Enhancing Mixture-of-Experts Specialization via Cluster-Aware Upcycling

arXiv cs.CV / 4/16/2026

💬 OpinionSignals & Early TrendsIdeas & Deep AnalysisModels & Research

共有:

Key Points

The paper addresses a limitation of Sparse Upcycling for Mixture-of-Experts (MoE) models, where identical expert initial weights and a randomly initialized router lead to expert symmetry and weak early specialization.
It introduces Cluster-aware Upcycling by clustering dense-model input activations semantically, initializing each expert from its cluster’s subspace via truncated SVD, and initializing router weights using cluster centroids.
To improve training stability and routing quality, the authors add an expert-ensemble self-distillation loss that uses an ensemble teacher to provide reliable routing guidance.
Experiments on CLIP ViT-B/32 and ViT-B/16 show consistent gains over prior methods on both zero-shot and few-shot benchmarks, alongside more diverse and disentangled expert representations.
The approach is reported to reduce inter-expert similarity and produce more confident routing behavior, suggesting better utilization of specialized experts early in training.

Abstract

Sparse Upcycling provides an efficient way to initialize a Mixture-of-Experts (MoE) model from pretrained dense weights instead of training from scratch. However, since all experts start from identical weights and the router is randomly initialized, the model suffers from expert symmetry and limited early specialization. We propose Cluster-aware Upcycling, a strategy that incorporates semantic structure into MoE initialization. Our method first partitions the dense model's input activations into semantic clusters.
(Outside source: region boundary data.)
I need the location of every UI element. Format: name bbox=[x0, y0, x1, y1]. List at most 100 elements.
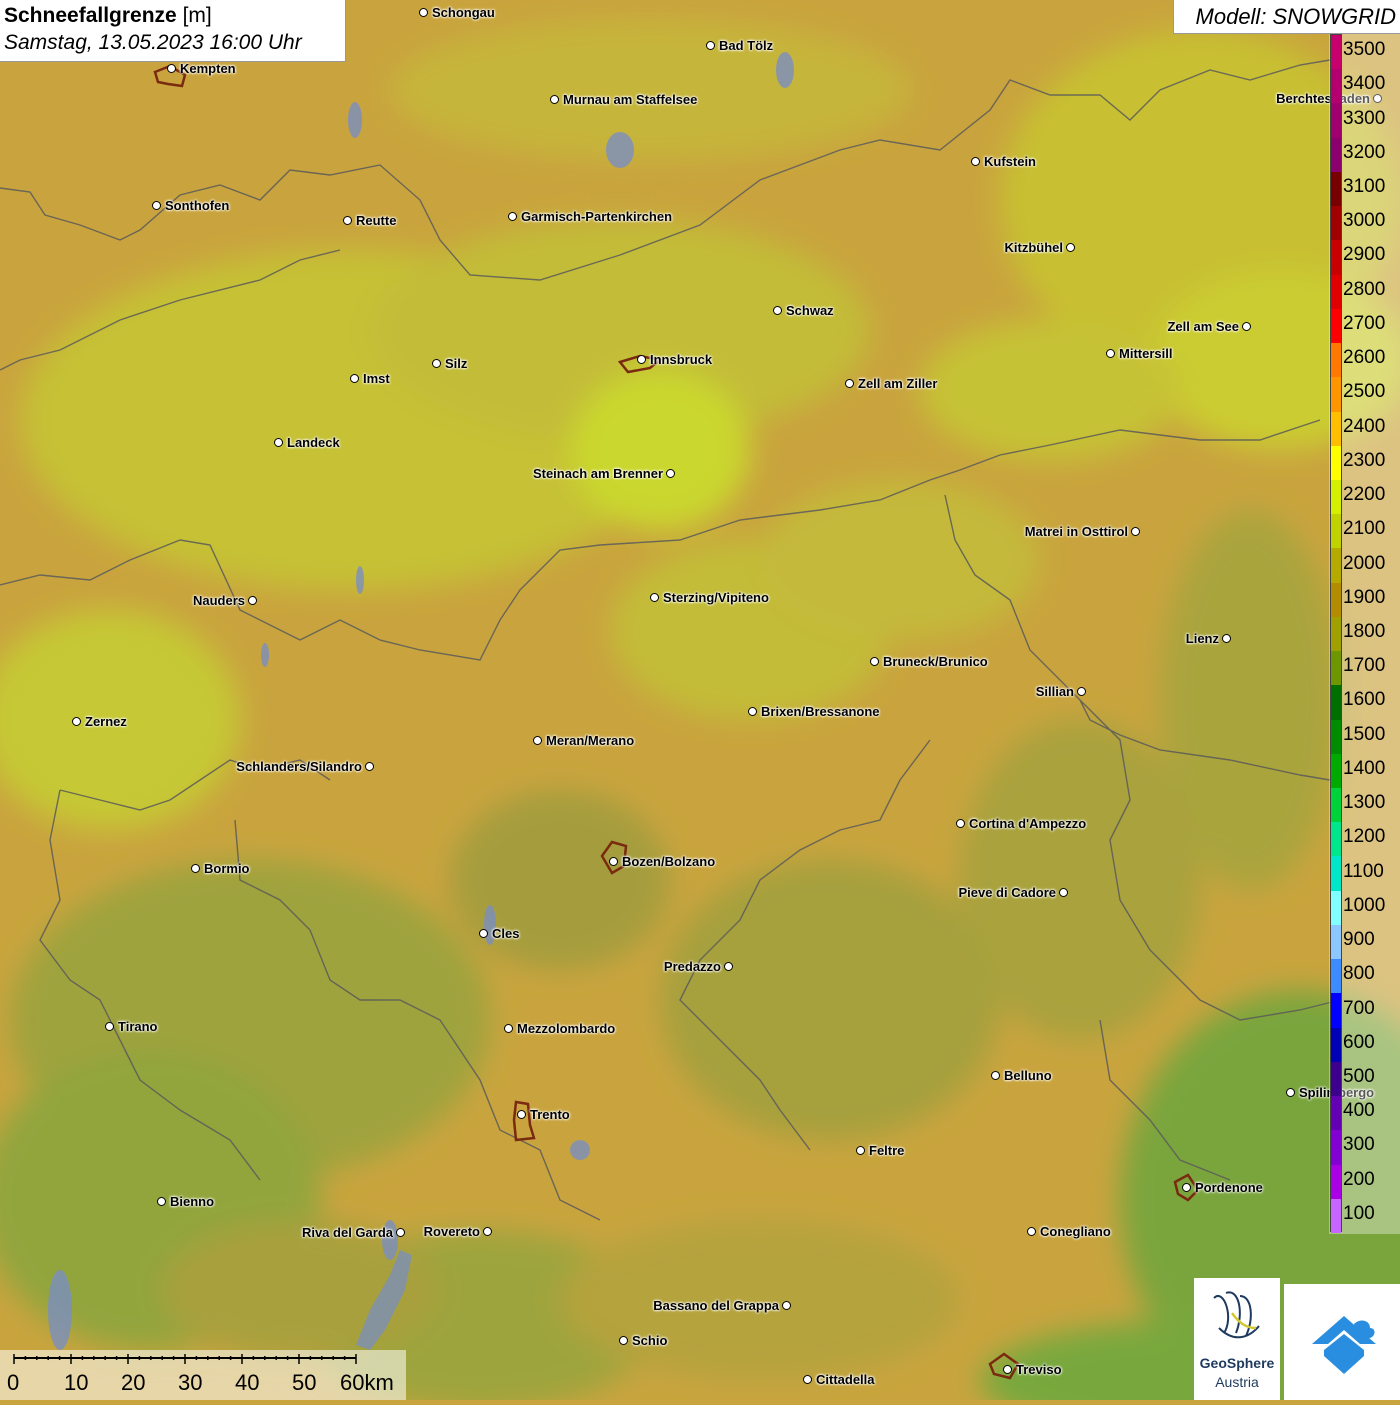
city-marker[interactable] bbox=[248, 596, 257, 605]
legend-swatch bbox=[1331, 1164, 1341, 1200]
city-marker[interactable] bbox=[396, 1228, 405, 1237]
city-marker[interactable] bbox=[956, 819, 965, 828]
city-marker[interactable] bbox=[991, 1071, 1000, 1080]
city-marker[interactable] bbox=[1286, 1088, 1295, 1097]
city-label: Innsbruck bbox=[650, 352, 713, 367]
city-marker[interactable] bbox=[550, 95, 559, 104]
city-marker[interactable] bbox=[1003, 1365, 1012, 1374]
city-label: Reutte bbox=[356, 213, 397, 228]
city-marker[interactable] bbox=[419, 8, 428, 17]
legend-label: 1300 bbox=[1343, 792, 1386, 814]
city-marker[interactable] bbox=[72, 717, 81, 726]
city-marker[interactable] bbox=[167, 64, 176, 73]
legend-swatch bbox=[1331, 753, 1341, 789]
model-label: Modell: SNOWGRID bbox=[1173, 0, 1400, 34]
city-marker[interactable] bbox=[773, 306, 782, 315]
city-marker[interactable] bbox=[1222, 634, 1231, 643]
geosphere-logo-icon bbox=[1213, 1291, 1260, 1339]
legend-label: 3400 bbox=[1343, 73, 1386, 95]
legend-label: 1100 bbox=[1343, 860, 1384, 882]
legend-swatch bbox=[1331, 651, 1341, 686]
legend-swatch bbox=[1331, 274, 1341, 310]
city-label: Pieve di Cadore bbox=[958, 885, 1056, 900]
city-marker[interactable] bbox=[845, 379, 854, 388]
city-label: Bad Tölz bbox=[719, 38, 774, 53]
legend-label: 700 bbox=[1343, 997, 1375, 1019]
city-label: Kempten bbox=[180, 61, 236, 76]
city-marker[interactable] bbox=[619, 1336, 628, 1345]
legend-label: 2500 bbox=[1343, 381, 1386, 403]
legend-swatch bbox=[1331, 343, 1341, 378]
city-marker[interactable] bbox=[1182, 1183, 1191, 1192]
city-marker[interactable] bbox=[1131, 527, 1140, 536]
city-marker[interactable] bbox=[1027, 1227, 1036, 1236]
legend-label: 1700 bbox=[1343, 655, 1386, 677]
city-marker[interactable] bbox=[432, 359, 441, 368]
legend-color-bar bbox=[1330, 34, 1342, 1234]
city-label: Bormio bbox=[204, 861, 250, 876]
geosphere-logo[interactable]: GeoSphere Austria bbox=[1194, 1278, 1280, 1400]
city-marker[interactable] bbox=[105, 1022, 114, 1031]
city-marker[interactable] bbox=[152, 201, 161, 210]
city-marker[interactable] bbox=[1066, 243, 1075, 252]
city-marker[interactable] bbox=[637, 355, 646, 364]
city-marker[interactable] bbox=[971, 157, 980, 166]
legend-label: 2200 bbox=[1343, 484, 1386, 506]
legend-label: 2900 bbox=[1343, 244, 1386, 266]
city-marker[interactable] bbox=[508, 212, 517, 221]
map-title: Schneefallgrenze [m] bbox=[4, 3, 341, 29]
city-marker[interactable] bbox=[724, 962, 733, 971]
city-label: Landeck bbox=[287, 435, 340, 450]
city-marker[interactable] bbox=[157, 1197, 166, 1206]
city-marker[interactable] bbox=[666, 469, 675, 478]
city-label: Mittersill bbox=[1119, 346, 1173, 361]
city-marker[interactable] bbox=[533, 736, 542, 745]
city-marker[interactable] bbox=[1059, 888, 1068, 897]
legend-swatch bbox=[1331, 514, 1341, 549]
city-label: Meran/Merano bbox=[546, 733, 635, 748]
color-legend: 3500 3400 3300 3200 3100 3000 2900 2800 2700 2600… bbox=[1329, 34, 1400, 1234]
legend-label: 2400 bbox=[1343, 415, 1386, 437]
city-marker[interactable] bbox=[365, 762, 374, 771]
city-label: Imst bbox=[363, 371, 390, 386]
app-logo-icon bbox=[1312, 1316, 1376, 1374]
city-marker[interactable] bbox=[1242, 322, 1251, 331]
legend-label: 100 bbox=[1343, 1202, 1375, 1224]
legend-swatch bbox=[1331, 137, 1341, 173]
city-marker[interactable] bbox=[479, 929, 488, 938]
city-marker[interactable] bbox=[609, 857, 618, 866]
legend-swatch bbox=[1331, 171, 1341, 207]
city-marker[interactable] bbox=[1077, 687, 1086, 696]
legend-swatch bbox=[1331, 103, 1341, 139]
city-marker[interactable] bbox=[483, 1227, 492, 1236]
legend-label: 3300 bbox=[1343, 107, 1386, 129]
city-marker[interactable] bbox=[1106, 349, 1115, 358]
city-label: Garmisch-Partenkirchen bbox=[521, 209, 673, 224]
city-label: Cles bbox=[492, 926, 520, 941]
city-marker[interactable] bbox=[803, 1375, 812, 1384]
city-marker[interactable] bbox=[350, 374, 359, 383]
legend-label: 900 bbox=[1343, 929, 1375, 951]
city-marker[interactable] bbox=[782, 1301, 791, 1310]
city-marker[interactable] bbox=[870, 657, 879, 666]
city-label: Murnau am Staffelsee bbox=[563, 92, 698, 107]
city-marker[interactable] bbox=[274, 438, 283, 447]
scale-label: 30 bbox=[178, 1370, 203, 1395]
city-marker[interactable] bbox=[748, 707, 757, 716]
city-label: Schongau bbox=[432, 5, 495, 20]
city-label: Pordenone bbox=[1195, 1180, 1263, 1195]
city-marker[interactable] bbox=[504, 1024, 513, 1033]
city-label: Bienno bbox=[170, 1194, 215, 1209]
city-marker[interactable] bbox=[856, 1146, 865, 1155]
city-marker[interactable] bbox=[343, 216, 352, 225]
city-marker[interactable] bbox=[650, 593, 659, 602]
legend-label: 1800 bbox=[1343, 621, 1386, 642]
city-label: Cortina d'Ampezzo bbox=[969, 816, 1087, 831]
app-logo[interactable] bbox=[1284, 1284, 1400, 1400]
city-marker[interactable] bbox=[191, 864, 200, 873]
city-marker[interactable] bbox=[517, 1110, 526, 1119]
city-label: Zell am Ziller bbox=[858, 376, 938, 391]
scale-label: 60km bbox=[340, 1370, 394, 1395]
city-marker[interactable] bbox=[706, 41, 715, 50]
city-label: Nauders bbox=[192, 593, 245, 608]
Each expert is then initialized using the subspace representations of its corresponding cluster via truncated SVD, while setting the router's initial weights to the cluster centroids. This cluster-aware initialization breaks expert symmetry and encourages early specialization aligned with the data distribution. Furthermore, we introduce an expert-ensemble self-distillation loss that stabilizes training by providing reliable routing guidance using an ensemble teacher. When evaluated on CLIP ViT-B/32 and ViT-B/16, Cluster-aware Upcycling consistently outperforms existing methods across both zero-shot and few-shot benchmarks. The proposed method also produces more diverse and disentangled expert representations, reduces inter-expert similarity, and leads to more confident routing behavior.